Tullio Avoledo (born 1 June 1957) is an Italian novelist.[1]
Avoledo was born in Valvasone, in the province of Pordenone (Friuli-Venezia Giulia). After earning a degree in law, he worked as legal counselor for banks.
His first novel, L'elenco telefonico di Atlantide, released in January 2003 by the minor Italian publisher Sironi, turned into a best-seller and won the Fort Village Montblanc Award for the best debutant writer. Avoledo showed the ability to draw the reader into the science fiction-like of a mysterious global plot involving a character modelled somehow on the author himself. In November of the same year his second novel, Mare di Bering, was published.
His last novel for Sironi was Lo stato dell'unione of 2005. In that year his first novel for Einaudi, one of the most renowned Italian publishers (which had also issued pocket editions of the former two), was released, under the title Tre sono le cose misteriose.
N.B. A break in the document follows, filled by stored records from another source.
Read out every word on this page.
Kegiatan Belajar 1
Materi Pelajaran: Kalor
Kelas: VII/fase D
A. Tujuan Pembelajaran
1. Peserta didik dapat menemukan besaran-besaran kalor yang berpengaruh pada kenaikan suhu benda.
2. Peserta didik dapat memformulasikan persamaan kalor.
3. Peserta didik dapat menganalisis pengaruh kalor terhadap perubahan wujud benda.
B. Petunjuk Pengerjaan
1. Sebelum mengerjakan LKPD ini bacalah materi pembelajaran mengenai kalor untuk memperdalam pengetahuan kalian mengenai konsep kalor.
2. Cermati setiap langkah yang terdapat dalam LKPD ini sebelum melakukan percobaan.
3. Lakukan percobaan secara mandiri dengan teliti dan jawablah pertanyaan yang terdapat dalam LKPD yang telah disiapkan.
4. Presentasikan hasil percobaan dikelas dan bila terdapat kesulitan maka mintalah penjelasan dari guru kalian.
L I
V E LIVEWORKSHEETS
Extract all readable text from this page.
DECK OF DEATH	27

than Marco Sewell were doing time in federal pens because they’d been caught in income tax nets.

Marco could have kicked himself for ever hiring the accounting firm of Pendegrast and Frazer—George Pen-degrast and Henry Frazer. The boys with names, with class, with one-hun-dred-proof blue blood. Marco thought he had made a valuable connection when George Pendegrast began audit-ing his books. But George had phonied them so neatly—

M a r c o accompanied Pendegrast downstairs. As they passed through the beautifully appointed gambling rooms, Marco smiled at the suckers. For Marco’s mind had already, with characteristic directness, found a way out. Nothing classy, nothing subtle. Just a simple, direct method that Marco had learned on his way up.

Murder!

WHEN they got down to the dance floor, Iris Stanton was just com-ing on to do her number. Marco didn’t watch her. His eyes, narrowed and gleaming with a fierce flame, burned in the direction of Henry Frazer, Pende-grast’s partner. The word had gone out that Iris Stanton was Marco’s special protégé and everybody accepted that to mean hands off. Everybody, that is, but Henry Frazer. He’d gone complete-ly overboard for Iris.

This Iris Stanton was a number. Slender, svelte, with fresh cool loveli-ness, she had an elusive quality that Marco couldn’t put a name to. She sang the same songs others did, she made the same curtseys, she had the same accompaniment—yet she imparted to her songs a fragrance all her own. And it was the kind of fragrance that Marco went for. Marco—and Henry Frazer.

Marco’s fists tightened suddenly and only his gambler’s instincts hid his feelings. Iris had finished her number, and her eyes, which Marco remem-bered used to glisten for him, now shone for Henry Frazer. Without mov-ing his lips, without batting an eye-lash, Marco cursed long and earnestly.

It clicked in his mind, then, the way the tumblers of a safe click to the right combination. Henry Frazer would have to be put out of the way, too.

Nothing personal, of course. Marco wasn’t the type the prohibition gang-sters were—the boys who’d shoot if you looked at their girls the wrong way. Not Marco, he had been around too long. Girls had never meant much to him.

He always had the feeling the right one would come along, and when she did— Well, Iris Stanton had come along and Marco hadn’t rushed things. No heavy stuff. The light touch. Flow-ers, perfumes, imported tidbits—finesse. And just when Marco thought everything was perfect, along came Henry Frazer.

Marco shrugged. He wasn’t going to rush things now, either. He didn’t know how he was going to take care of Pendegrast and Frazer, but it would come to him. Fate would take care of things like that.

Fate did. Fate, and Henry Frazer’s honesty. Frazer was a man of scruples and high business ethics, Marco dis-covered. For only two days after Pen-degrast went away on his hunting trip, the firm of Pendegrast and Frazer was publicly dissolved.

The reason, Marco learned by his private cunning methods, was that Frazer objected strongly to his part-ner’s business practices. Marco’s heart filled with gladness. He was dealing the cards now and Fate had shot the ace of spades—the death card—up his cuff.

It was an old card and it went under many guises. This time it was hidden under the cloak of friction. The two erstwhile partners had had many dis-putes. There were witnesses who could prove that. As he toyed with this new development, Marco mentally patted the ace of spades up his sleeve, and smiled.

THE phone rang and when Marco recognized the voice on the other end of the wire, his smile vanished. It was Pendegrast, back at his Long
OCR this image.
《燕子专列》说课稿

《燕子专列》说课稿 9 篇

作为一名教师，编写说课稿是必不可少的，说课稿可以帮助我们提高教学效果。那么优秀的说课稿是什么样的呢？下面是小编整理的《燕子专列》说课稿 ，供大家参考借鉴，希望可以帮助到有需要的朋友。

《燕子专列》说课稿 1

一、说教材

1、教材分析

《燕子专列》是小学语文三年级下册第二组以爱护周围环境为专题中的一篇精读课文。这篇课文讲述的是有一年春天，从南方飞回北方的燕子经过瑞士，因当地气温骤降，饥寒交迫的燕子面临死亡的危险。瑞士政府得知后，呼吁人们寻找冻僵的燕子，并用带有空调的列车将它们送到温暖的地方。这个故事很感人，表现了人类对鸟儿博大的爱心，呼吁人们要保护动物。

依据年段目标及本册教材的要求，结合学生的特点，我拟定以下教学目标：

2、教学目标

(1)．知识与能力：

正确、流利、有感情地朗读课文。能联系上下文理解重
With this fourth book, in 2006 Avoledo won the prestigious Grinzane Award.
The following Breve storia di lunghi tradimenti is a novel where characters (like Giulio Rovedo and Cecilia Mazzi) and situations of L'elenco telefonico di Atlantide are revisited (even if with some significant differences), with a new plot set in the world of the global economics and of the industrial delocalization. A movie inspired by this novel, directed by Davide Marengo and starring Guido Caprino, Carolina Crescentini, Maya Sansa and Philippe Leroy, will be on the movie screens in mid 2012.
La ragazza di Vajont is set in a dystopic alternate Italy dominated by a fascist regime, and plunged into a seemingly endless winter.
L'ultimo giorno felice is a short novel which Avoledo wrote for Legambiente, an environmental organization in Italy. The plot is centered on the predicaments of a young architect, Francesco Salvador, selling for money his soul to the mafia. The novel describes the last hours of Francesco, during an exclusive tour of the Venetian lagoon.
Science fiction is often present in the works of Avoledo. Avoledo's novel L'anno dei dodici inverni (2009) deals with time travel, love and redemption, in a mix of science fiction themes and intimistic narration. In 2011 he published another science fiction novel, Un buon posto per morire, in collaboration with Davide "Boosta" Dileo, keyboard player of the Turinese band Subsonica. The novel won the Emilio Salgari Prize 2012 for the best Italian adventure novel.
The last novel of Avoledo is Metro 2033: Le radici del cielo, written for the Metro 2033 Universe project set up by Dmitry Glukhovski. The book has been published in Italy by Multiplayer.it.